The feedback is based on the principle of so-called operant conditioning. This means that the feedback given to the patient represents a reward if the patient succeeds in activating certain brain areas in such a way that they generate the desired brain activity. In concrete terms, the reward means, for example, that the film appears bright and clearly visible. The “punishment” shows a dark and badly visible film. These processes work also with music, it is either loud and well audible or quiet and almost incomprehensible.
Our brain wants to be rewarded as often as possible. So it constantly tries to recognize and understand the patterns hidden in the feedback in order to receive a reward as often as possible. This process takes place completely unconsciously, without the active intervention of the patient and without medication.
40 – 60 min. per training
1 – 2 sessions per week
individual training protocols
Executives & Managers
Speakers & Coaches
Other trainable pictures
ADHD is the abbreviation for a specific form of attention deficit/hyperactivity disorder. It usually occurs as early as childhood. Children and adolescents are struck by learning disorders, hyperactivity and impulsivity as well as fidgetering symptoms. How ADHD becomes noticeable can vary from case to case. The disorder can continue in adulthood or only then be recognized.

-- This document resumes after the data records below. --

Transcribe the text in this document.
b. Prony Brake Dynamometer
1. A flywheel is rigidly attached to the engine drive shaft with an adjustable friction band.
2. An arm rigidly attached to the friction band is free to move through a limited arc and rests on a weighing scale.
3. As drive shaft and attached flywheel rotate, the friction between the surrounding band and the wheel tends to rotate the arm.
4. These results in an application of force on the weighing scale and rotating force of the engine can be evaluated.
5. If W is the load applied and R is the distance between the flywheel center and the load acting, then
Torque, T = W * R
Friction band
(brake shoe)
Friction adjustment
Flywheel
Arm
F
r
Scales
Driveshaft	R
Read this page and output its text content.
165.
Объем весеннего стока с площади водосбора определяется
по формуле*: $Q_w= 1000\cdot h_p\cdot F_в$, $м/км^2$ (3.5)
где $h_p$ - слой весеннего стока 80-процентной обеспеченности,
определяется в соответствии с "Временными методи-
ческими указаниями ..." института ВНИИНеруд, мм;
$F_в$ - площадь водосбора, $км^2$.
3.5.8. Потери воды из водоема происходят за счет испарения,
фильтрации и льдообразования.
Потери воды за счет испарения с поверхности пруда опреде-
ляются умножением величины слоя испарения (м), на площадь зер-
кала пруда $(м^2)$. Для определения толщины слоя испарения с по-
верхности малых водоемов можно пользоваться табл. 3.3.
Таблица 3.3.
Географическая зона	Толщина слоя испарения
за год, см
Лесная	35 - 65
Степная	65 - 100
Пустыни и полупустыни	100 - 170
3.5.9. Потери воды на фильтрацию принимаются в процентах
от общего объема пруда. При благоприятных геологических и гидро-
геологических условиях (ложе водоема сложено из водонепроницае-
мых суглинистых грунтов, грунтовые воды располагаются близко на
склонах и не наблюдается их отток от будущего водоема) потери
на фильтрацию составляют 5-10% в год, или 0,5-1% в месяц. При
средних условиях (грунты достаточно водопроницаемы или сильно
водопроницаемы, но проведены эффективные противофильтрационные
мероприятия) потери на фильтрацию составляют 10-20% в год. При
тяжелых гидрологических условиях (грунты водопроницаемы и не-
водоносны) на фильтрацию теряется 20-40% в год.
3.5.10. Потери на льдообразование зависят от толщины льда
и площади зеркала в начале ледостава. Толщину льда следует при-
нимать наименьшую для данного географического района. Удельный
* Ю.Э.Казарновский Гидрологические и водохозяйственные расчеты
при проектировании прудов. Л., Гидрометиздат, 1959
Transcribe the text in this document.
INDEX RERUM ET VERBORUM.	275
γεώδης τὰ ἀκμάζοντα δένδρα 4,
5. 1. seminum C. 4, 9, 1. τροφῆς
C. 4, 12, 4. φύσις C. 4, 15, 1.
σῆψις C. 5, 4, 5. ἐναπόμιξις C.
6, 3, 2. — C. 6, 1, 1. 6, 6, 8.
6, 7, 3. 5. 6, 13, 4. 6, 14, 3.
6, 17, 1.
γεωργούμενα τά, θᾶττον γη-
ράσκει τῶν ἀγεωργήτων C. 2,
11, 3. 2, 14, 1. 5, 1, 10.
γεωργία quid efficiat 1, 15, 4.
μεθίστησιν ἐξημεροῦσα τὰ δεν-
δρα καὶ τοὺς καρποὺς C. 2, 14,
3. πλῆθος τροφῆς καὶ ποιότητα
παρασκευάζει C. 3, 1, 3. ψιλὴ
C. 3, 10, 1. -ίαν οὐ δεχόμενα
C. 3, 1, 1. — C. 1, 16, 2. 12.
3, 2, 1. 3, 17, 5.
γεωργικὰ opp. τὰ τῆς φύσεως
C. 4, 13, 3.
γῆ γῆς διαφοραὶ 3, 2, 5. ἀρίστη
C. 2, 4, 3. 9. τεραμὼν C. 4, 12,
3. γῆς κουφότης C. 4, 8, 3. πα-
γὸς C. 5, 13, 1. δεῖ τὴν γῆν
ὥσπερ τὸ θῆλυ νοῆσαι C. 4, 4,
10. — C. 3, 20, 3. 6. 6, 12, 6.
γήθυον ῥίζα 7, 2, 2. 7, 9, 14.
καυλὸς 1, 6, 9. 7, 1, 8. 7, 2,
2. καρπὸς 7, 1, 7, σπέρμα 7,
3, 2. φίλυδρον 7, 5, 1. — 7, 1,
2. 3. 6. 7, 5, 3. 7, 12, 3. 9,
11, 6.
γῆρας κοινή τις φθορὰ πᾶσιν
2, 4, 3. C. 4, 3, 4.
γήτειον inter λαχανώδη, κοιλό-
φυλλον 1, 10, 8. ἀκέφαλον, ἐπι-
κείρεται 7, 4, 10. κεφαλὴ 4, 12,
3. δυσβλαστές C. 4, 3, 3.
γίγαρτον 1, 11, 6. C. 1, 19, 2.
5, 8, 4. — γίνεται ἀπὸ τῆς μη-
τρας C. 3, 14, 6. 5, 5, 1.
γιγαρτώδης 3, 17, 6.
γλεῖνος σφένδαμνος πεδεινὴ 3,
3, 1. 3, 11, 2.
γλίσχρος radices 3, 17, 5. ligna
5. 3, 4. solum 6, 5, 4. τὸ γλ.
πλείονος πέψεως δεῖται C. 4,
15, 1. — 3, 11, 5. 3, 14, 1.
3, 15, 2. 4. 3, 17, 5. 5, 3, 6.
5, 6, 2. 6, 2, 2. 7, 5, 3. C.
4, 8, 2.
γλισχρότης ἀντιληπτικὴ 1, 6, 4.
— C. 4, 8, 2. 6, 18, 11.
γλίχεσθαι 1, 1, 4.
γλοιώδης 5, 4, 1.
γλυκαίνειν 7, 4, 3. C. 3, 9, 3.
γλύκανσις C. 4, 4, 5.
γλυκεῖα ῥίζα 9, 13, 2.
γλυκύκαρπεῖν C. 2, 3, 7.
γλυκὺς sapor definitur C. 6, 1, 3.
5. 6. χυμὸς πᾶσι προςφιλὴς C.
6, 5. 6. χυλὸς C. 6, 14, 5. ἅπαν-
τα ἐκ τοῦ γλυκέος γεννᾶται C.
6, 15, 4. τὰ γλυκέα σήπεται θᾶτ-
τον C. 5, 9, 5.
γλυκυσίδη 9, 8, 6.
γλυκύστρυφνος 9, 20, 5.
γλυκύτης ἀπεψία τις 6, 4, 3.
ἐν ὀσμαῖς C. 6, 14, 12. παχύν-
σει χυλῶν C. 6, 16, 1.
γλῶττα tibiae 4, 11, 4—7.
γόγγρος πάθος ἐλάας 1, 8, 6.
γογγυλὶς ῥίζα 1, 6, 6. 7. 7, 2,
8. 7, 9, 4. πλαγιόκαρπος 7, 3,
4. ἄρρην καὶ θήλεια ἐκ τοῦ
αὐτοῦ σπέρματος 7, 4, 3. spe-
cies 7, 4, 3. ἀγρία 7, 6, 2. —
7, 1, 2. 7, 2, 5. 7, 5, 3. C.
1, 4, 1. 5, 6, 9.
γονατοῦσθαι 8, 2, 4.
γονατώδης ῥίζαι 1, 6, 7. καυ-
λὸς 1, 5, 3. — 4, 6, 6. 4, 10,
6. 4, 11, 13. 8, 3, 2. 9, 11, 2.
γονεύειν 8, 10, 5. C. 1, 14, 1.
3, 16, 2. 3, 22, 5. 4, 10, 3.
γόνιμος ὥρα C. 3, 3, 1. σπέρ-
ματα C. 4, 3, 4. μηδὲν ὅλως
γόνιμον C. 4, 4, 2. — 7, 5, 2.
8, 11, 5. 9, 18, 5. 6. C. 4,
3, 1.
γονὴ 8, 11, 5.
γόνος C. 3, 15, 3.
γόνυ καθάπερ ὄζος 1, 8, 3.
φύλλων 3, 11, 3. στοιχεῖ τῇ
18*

Neurofeedback is particularly suitable for improving the learning success of children/young people, including the symptoms of inattentiveness and hyperactivity. In adulthood it can lead to a better structure and concentration in everyday life. Structured and focused work can in many cases contribute to burnout prophylaxis.
Our working environment is so complex that it represents a great challenge to our mental performance. Neurofeedback is an excellent tool for the prevention of burnout syndrome as well as for the therapy of an already existing burnout.
A brain wave pattern is trained, which allows a relaxed and focused approach to the possible challenge. Persistent mental states of exhaustion such as burnout massively and lastingly disrupt our brain performance. Neurofeedback can bring the underlying malfunctioning brain activities back into a good form of regulation.
Many people with sleep disturbances take the problems of their everyday life into their sleep and suffer from circles of thoughts or brooding thoughts. An important prerequisite for a healthy sleep is to be able to switch off mentally.
Neurofeedback helps to improve sleep by calming down brain activity in the case of sleep disorders.
The quality of life suffers considerably sooner or later due to permanent pressure situations. Neurofeedback can be used to treat chronic stress and also to learn to be aware of various states of stress. In the future, this will help to identify stress situations more quickly and thus actively counteract them.